South Dakota Sen. John Thune said the case was “politically motivated." Texas Sen. John Cornyn called the verdict “a disgrace." Sen. Rick Scott of Florida said that everyone who calls themselves a party leader “must stand up and condemn” what he called “lawless election interference.”
Sen. Susan Collins, the Maine Republican who is known as a bipartisan leader, said the prosecutor “brought these charges precisely because of who the defendant was rather than because of any specified criminal conduct.”
With sentencing in the hush money case expected in July before the Republican National Convention, Republican Rep. Chip Roy of Texas said the GOP should move up the convention to speed up Trump’s nomination as the party’s presidential pick.
Republican judicial advocate Mike Davis, a former top Senate aide mentioned for a future Trump administration position, circulated a letter outlining the next steps.
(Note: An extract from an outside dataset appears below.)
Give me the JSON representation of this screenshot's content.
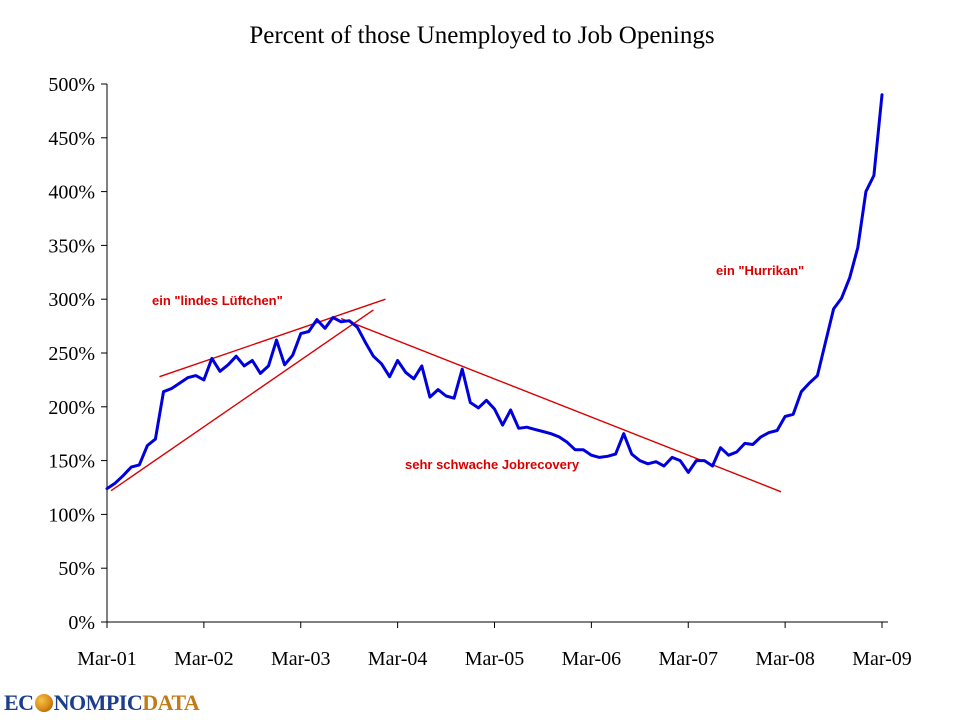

“Dear Republicans,” he said in a Friday post. If their response to the guilty verdict was “we must respect the process” or “we are too principled to retaliate,” he suggested they do two things: One was an expletive, the other: “Leave the party.”
Sen. Mike Lee, R-Utah, circulated his own letter in which he suggested it was the White House that “made a mockery” of the rule of law and altered politics in “un-American” ways. He and other senators threatened to stall Senate business until Republicans take action.
“Those who turned our judicial system into a political cudgel must be held accountable,” Lee said.
Associated Press writers Michelle L. Price, Ali Swenson and Chris Megerian contributed to this story.